The term federated identity has various meanings. To an individual user, it means the ability to associate his various application and system identities with one another. To an enterprise, federated identity provides a standardized means for directly providing services for trusted third-party users, or those that the business doesn't manage directly. An enterprise associates with others in a federation, such that the identities from one enterprise domain (or identity provider) are granted access to the services of the other enterprises (or service providers).

Federated Identity Management refers to the set of business agreements, technical agreements, and policies that enable companies to become partners. This lowers their overall identity management costs, improves the user experience, and mitigates security risks in Web services-based interactions.

WS-Federation builds on this specification to define mechanisms for brokering and federating trust, identity, and claims. Federation is the overall term for a set of distinct, heterogeneous enterprises that want to provide an easy-to-use, single sign-on identity model to their users. Single sign-on means that after a user signs on with one member of the federation, he can interact with other members without reauthentication. Enterprises can be corporate entities, Internet Service Providers (ISPs), or associations of individuals.

A federated environment differs from a traditional single sign-on environment in that there are no established rules limiting how enterprises transfer information about a user. However, there might be an established business policy for an enterprise's participation in the federation, much like there is today when companies decide to do business together.

WS-Federation describes how to use the existing Web services security building blocks to provide federation functionality, including trust, single sign-on (and single sign-off), and attribute management across a federation. WS-Federation is really a family of three specifications: WS-Federation, WS-Federation Passive Client, and WS-Federation Active Client.

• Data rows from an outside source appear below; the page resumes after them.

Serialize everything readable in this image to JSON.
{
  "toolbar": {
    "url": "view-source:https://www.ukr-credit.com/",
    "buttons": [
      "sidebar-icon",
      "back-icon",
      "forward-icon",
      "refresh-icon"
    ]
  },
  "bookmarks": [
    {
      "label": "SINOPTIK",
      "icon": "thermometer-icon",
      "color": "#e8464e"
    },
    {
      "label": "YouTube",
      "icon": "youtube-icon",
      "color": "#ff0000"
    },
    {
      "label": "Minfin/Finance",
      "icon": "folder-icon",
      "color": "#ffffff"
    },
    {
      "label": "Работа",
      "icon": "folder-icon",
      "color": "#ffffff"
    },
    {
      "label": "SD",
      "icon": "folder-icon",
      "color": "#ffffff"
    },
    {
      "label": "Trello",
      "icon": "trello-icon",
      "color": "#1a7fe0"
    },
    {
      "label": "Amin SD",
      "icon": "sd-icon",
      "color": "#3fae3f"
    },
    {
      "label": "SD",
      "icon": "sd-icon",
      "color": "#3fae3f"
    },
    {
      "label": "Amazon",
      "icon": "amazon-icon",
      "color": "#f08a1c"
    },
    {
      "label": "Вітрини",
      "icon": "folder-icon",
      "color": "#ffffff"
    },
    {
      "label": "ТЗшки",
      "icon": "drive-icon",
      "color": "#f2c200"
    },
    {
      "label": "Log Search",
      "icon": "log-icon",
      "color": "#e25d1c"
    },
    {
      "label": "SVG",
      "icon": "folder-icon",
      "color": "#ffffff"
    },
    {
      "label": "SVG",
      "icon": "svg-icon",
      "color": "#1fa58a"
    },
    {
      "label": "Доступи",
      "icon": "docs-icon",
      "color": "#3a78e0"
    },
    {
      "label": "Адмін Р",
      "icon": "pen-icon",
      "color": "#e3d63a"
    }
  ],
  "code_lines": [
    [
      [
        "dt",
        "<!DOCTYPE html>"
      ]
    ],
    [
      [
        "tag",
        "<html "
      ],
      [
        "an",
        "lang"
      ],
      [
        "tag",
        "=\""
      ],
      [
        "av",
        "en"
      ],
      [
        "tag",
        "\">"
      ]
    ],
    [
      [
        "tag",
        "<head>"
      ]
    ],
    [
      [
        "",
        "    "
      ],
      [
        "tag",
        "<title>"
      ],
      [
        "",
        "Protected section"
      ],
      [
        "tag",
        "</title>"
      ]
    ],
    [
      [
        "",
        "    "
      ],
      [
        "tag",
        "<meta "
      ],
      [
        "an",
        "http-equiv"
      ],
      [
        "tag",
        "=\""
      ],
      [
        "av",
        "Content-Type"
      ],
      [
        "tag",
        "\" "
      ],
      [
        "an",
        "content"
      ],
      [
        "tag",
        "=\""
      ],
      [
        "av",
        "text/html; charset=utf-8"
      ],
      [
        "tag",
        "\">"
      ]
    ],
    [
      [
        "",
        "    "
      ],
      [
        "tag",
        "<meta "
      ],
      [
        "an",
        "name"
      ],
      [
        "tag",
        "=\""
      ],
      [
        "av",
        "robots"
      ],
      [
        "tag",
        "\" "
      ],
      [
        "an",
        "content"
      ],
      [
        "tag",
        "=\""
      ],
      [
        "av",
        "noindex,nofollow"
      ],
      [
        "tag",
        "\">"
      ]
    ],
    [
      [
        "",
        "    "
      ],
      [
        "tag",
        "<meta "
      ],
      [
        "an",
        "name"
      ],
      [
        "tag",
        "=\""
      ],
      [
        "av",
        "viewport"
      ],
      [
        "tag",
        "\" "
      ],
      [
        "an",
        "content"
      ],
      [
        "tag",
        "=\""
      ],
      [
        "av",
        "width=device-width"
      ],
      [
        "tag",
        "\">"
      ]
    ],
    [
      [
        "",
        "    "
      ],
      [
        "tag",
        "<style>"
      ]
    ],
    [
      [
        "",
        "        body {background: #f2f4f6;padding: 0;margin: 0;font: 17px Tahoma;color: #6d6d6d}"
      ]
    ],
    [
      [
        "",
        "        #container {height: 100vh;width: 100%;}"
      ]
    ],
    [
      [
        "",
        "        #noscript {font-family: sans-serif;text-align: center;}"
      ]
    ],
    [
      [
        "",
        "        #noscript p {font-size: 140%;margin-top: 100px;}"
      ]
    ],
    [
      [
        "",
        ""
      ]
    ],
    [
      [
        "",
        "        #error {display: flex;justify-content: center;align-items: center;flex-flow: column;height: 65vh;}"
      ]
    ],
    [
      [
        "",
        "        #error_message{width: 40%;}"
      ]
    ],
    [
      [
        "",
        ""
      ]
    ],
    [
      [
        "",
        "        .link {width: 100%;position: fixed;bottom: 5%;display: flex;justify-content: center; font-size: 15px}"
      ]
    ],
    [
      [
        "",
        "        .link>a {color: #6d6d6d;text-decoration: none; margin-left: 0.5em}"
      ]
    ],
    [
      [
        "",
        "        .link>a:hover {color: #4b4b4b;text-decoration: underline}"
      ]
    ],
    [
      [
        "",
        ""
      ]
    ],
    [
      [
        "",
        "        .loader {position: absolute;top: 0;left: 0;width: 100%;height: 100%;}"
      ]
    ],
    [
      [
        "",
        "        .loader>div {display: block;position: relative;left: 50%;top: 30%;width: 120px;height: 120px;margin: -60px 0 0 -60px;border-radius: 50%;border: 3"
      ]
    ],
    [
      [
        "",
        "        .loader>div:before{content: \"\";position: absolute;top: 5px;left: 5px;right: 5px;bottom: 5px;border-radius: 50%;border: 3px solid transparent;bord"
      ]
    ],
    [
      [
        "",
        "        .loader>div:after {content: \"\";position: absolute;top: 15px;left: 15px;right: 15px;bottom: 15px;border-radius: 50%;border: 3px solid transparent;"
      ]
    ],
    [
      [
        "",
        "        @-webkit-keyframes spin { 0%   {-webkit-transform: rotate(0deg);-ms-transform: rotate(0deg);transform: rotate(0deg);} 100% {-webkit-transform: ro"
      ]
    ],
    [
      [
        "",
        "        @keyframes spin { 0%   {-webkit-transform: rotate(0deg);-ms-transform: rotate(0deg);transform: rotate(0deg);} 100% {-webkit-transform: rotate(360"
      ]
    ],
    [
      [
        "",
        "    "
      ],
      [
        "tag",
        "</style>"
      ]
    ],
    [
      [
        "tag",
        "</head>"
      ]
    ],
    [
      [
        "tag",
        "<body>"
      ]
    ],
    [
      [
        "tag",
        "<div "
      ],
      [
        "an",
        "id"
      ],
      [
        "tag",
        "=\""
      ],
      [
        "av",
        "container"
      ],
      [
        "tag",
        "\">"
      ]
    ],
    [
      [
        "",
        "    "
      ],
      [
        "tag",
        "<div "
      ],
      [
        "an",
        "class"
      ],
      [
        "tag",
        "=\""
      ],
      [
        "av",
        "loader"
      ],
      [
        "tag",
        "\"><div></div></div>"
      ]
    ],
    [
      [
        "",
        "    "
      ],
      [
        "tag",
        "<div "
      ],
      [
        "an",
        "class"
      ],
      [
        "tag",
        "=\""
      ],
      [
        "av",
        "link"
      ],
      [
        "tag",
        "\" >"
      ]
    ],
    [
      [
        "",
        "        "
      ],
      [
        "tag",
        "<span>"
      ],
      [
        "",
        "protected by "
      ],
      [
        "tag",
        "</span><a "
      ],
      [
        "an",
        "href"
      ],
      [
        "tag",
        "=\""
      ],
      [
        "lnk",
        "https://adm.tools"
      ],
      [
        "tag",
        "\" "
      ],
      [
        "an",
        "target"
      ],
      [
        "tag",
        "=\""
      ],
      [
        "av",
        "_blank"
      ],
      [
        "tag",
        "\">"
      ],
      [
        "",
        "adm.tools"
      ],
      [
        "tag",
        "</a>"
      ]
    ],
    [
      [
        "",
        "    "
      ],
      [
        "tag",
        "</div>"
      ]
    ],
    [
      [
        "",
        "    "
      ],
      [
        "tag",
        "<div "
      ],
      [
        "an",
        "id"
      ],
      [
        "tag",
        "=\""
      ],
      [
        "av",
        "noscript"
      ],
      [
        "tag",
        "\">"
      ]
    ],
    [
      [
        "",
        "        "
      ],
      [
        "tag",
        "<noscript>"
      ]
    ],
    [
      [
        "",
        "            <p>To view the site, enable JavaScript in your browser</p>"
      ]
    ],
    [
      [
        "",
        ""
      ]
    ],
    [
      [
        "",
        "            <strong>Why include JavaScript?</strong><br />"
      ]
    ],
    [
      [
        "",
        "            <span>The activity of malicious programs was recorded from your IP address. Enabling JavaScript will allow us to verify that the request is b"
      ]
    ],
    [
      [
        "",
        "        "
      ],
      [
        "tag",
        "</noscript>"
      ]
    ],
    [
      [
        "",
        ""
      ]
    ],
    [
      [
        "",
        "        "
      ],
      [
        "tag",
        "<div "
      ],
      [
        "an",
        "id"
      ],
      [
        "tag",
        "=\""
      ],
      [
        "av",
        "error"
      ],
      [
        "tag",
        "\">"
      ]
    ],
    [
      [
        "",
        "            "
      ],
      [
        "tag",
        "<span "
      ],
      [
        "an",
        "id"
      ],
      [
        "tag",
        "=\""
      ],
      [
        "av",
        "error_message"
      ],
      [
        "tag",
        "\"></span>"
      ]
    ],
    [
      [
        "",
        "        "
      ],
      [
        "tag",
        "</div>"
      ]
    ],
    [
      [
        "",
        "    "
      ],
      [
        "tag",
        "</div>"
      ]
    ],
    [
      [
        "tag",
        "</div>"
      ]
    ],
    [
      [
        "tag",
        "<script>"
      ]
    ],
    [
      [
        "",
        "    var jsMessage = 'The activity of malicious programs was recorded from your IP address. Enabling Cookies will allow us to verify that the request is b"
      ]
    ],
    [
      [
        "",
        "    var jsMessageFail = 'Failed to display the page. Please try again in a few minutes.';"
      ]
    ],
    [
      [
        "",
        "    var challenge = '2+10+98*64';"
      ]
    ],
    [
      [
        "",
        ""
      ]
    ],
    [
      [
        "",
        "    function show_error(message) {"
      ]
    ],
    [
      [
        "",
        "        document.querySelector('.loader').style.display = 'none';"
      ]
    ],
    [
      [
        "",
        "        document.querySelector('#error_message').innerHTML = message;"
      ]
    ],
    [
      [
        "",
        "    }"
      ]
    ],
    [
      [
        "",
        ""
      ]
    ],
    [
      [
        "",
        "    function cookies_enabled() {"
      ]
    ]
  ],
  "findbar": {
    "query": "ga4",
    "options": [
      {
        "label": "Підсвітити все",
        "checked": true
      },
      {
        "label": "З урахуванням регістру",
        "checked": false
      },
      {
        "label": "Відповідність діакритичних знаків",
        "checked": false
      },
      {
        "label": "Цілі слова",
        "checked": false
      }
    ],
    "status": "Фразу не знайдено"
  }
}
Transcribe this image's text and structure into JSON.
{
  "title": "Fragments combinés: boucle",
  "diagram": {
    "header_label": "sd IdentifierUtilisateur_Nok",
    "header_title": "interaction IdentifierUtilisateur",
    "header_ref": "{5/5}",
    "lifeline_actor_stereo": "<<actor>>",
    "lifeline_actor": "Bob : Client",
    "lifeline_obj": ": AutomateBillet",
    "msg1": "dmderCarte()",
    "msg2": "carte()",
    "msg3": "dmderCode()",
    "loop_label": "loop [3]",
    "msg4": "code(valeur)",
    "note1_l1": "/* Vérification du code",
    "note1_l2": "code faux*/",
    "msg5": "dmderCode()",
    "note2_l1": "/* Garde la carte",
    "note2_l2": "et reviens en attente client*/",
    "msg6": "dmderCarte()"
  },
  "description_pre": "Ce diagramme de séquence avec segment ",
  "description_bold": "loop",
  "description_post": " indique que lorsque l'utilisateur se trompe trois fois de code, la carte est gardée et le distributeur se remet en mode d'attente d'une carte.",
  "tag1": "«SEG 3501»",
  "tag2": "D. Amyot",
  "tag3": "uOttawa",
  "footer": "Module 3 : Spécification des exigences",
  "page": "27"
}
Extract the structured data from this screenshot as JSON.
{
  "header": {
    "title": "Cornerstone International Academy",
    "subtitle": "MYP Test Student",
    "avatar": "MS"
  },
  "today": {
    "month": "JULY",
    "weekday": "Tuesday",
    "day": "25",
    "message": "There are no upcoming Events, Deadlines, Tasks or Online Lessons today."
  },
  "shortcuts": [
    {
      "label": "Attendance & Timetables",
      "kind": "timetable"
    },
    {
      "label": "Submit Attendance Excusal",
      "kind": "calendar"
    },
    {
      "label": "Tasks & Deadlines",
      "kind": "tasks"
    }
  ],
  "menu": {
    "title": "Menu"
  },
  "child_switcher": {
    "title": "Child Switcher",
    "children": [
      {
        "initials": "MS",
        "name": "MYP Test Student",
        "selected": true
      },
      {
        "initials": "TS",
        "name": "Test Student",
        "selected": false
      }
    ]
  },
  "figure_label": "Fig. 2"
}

WS-Federation itself describes how to implement a federation in a Web services world. In particular, WS-Federation focuses on the relationships between parties, and the high-level architecture that supports these relationships. The two individual documents, WS-Federation Active and WS-Federation Passive, describe how to implement individual federation solutions.

WS-Federation Active describes how to implement federation functionality in the active client environment. Active clients are those that are Web services-enabled. That is, they can issue Web service requests and react to a Web service's response. Leveraging the Web services security stack, WS-Fed Active describes how to implement the advantages of a federation relationship, including single sign-on, in an active client environment.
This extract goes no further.